In order to deploy the Fraud Detection API using Kubernetes several elements must be set up:

Deployment .yaml for the front-end.
LoadBalancer Service for the front-end to enable an entry point to the front-end pods and balance the load between them.
Deployment .yaml for the Python application.
Service for the Python application, again to allow there to be an entry point for these Python application pods.
Deployment .yaml for the web application.
LoadBalancer Service for the web application to expose the web application pods externally.

In each case it is important that the pods are labelled and that the service selectors are set appropriately using these labels.
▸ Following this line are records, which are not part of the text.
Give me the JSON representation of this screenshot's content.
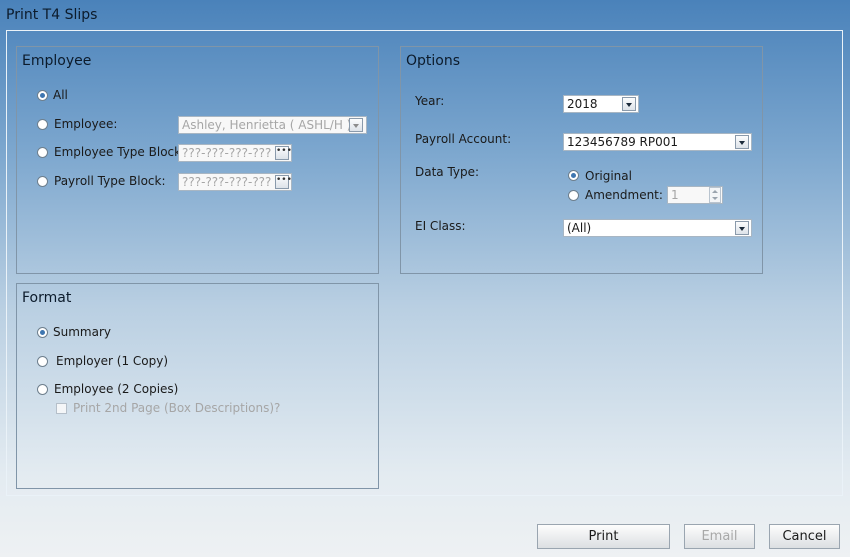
{
  "window": {
    "title": "Print T4 Slips"
  },
  "employee_panel": {
    "title": "Employee",
    "all_label": "All",
    "employee_label": "Employee:",
    "employee_value": "Ashley, Henrietta ( ASHL/H )",
    "employee_type_block_label": "Employee Type Block:",
    "employee_type_block_value": "???-???-???-???",
    "payroll_type_block_label": "Payroll Type Block:",
    "payroll_type_block_value": "???-???-???-???",
    "selected": "All"
  },
  "format_panel": {
    "title": "Format",
    "summary_label": "Summary",
    "employer_label": "Employer (1 Copy)",
    "employee_copies_label": "Employee (2 Copies)",
    "print_2nd_page_label": "Print 2nd Page (Box Descriptions)?",
    "selected": "Summary"
  },
  "options_panel": {
    "title": "Options",
    "year_label": "Year:",
    "year_value": "2018",
    "payroll_account_label": "Payroll Account:",
    "payroll_account_value": "123456789 RP001",
    "data_type_label": "Data Type:",
    "original_label": "Original",
    "amendment_label": "Amendment:",
    "amendment_value": "1",
    "data_type_selected": "Original",
    "ei_class_label": "EI Class:",
    "ei_class_value": "(All)"
  },
  "buttons": {
    "print": "Print",
    "email": "Email",
    "cancel": "Cancel"
  },
  "colors": {
    "accent_radio": "#3f76b0",
    "panel_border": "#8095a8",
    "title_bar": "#4a82ba"
  },
  "icons": [
    "dropdown-arrow-icon",
    "ellipsis-icon",
    "spinner-arrows-icon"
  ]
}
Each service acts as an entry point for the associated pods (of different functionality) and therefore provides a means by which the different types of pod interact with each other. In this way the fraud application can process a new request and yield an answer.

Bibliography

R. Maloku. Learn Kubernetes in Under 3 Hours: A Detailed Guide to Orchestrating Containers, freeCodeCamp, 2018.
R. Dahl. Node: JavaScript run time environment that executes JavaScript code outside of a browser., Node, 2009.
I. Schlueter. npm: package manager for the JavaScript programming language., npm, 2010.
J. Walke. React: A JavaScript library for building user interfaces, React, 2013.
I. Sysoev. Nginx: High Performance Load Balancer, Web Server & Reverse Proxy, nginx, 2004.
Pivotal. Spring., spring, 2002.
Oracle. JDK8: Java SE Development Kit 8., java, 2007.
Apache. Apache Maven., maven, 2004.
D. Cournapeau. scikit-learn: Machine Learning in Python, Journal of Machine Learning Research, 2007.
M. L. G. -. ULB. Credit Card Fraud Detection: Anonymized credit card transactions labeled as fraudulent or genuine, Journal of Machine Learning Research, 2018.
S. Hykes. Docker., Docker Inc., 2013.
J. Beda, B. Burns, C. McLuckie, B. Grant and T. Hockin. Kubernetes., Cloud Native Computing Foundation, 2014.